Social Network Analysis

What Is Social Network Analysis?

The Fort Collins Network Environmental Sustainability Tool (NEST) was generated using social network analysis. Social network analysis combines qualitative and quantitative data to analyze the structure of social networks and reveal how resources and information flow throughout a particular network.

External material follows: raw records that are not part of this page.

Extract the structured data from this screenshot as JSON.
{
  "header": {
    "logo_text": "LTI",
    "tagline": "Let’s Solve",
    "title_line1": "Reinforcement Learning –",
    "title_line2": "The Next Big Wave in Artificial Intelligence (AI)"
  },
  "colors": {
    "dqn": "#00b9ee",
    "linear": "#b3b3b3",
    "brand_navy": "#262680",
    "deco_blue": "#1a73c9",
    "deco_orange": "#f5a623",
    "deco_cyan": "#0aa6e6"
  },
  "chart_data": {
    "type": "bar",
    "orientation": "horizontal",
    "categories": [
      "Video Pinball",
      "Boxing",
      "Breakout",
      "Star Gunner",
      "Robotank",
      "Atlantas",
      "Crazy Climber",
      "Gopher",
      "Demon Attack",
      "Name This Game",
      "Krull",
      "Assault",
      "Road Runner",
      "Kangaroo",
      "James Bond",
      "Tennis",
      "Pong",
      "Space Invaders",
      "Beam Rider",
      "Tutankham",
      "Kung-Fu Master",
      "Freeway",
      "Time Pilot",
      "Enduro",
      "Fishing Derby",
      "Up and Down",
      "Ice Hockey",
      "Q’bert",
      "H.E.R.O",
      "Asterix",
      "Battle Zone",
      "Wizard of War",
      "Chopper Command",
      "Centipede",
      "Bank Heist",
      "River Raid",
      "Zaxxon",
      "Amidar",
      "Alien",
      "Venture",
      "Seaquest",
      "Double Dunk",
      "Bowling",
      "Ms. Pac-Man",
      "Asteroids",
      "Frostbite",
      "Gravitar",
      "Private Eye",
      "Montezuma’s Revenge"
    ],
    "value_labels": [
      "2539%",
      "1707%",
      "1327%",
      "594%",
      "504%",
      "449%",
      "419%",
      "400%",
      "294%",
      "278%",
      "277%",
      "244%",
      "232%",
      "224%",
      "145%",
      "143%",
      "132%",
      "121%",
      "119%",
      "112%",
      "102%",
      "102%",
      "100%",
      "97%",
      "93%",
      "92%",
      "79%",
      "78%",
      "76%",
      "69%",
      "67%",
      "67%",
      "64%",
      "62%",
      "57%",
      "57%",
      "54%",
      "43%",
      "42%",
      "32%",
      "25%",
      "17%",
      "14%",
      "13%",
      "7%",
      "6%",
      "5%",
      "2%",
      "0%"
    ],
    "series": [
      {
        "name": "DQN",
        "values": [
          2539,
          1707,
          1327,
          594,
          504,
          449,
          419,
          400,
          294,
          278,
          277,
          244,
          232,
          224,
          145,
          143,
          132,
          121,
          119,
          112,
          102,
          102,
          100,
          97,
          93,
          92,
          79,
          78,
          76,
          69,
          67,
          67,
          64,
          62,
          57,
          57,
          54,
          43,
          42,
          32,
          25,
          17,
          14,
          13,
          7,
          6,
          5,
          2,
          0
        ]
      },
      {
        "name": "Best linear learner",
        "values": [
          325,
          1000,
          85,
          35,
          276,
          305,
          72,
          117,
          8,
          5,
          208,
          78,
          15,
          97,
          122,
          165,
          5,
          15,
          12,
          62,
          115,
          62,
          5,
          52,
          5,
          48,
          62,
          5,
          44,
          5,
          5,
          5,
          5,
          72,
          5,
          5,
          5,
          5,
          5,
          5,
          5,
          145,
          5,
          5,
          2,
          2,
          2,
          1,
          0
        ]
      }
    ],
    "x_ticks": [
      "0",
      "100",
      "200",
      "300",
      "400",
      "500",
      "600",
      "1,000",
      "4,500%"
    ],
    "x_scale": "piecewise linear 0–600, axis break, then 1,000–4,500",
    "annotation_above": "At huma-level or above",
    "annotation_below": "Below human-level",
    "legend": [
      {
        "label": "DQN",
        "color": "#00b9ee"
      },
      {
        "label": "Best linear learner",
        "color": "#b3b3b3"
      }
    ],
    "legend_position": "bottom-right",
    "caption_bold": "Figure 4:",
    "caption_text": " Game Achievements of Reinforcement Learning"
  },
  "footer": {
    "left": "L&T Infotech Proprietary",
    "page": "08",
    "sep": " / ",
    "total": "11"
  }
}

This approach to understanding organizational or inter-organizational dynamics is useful because it reveals who the “power players” are in the network, how resources circulate, and who performs “bridge work” between main aggregates of actors. [8] When networks are mapped in this way, it becomes possible to infer why individuals or organizations do or do not enter into collaboration with one another, and what the existing barriers to collaboration are based on gaps in the network structure.

Structure-based roles of network actors.

Source: Cross, Rob, Heidi Gardner, and Alia Crocker. 2019. “Networks for Agility: Collaborative Practices Critical to Agile Transformation.” Connected Commons.

Because this project aims to develop strategies to improve the flow of information, resource sharing, and collaborative efforts among those working in the field of environmental sustainability in Fort Collins, social network analysis is a useful tool for the insights that it provides. Social interactions are crucial to understanding why collaborative relationships emerge between certain players and not others, how individuals’ positions within the network affect how they engage with others, and how power dynamics emerge within coalitions of groups in the network. [9]

[8] Cross, Rob, Heidi Gardner, and Alia Crocker. 2019. “Networks for Agility: Collaborative Practices Critical to Agile Transformation.” Connected Commons.
[9] Lin, N., Y.C. Fu, and R.M. Hsung. 2017. “The Position Generator: Measurement techniques for investigations of social capital.” Social Capital (pp. 57-81). Routledge.; Bruhn, J.G. 2011. The Sociology of Community Connections. Springer Science & Business Media.; Cross, Jennifer Eileen, Ellyn Dickmann, Rebecca Newman-Gonchar, and Jesse Michael Fagan. 2009. “Using Mixed-Method Design and Network Analysis to Measure Development of Interagency Collaboration.” American Journal of Evaluation 30(3):310–329.; Sharp, J.S. 2001. “Locating the community field: A study of interorganizational network structure and capacity for community action.” Rural Sociology, 66(3), pp.403-424.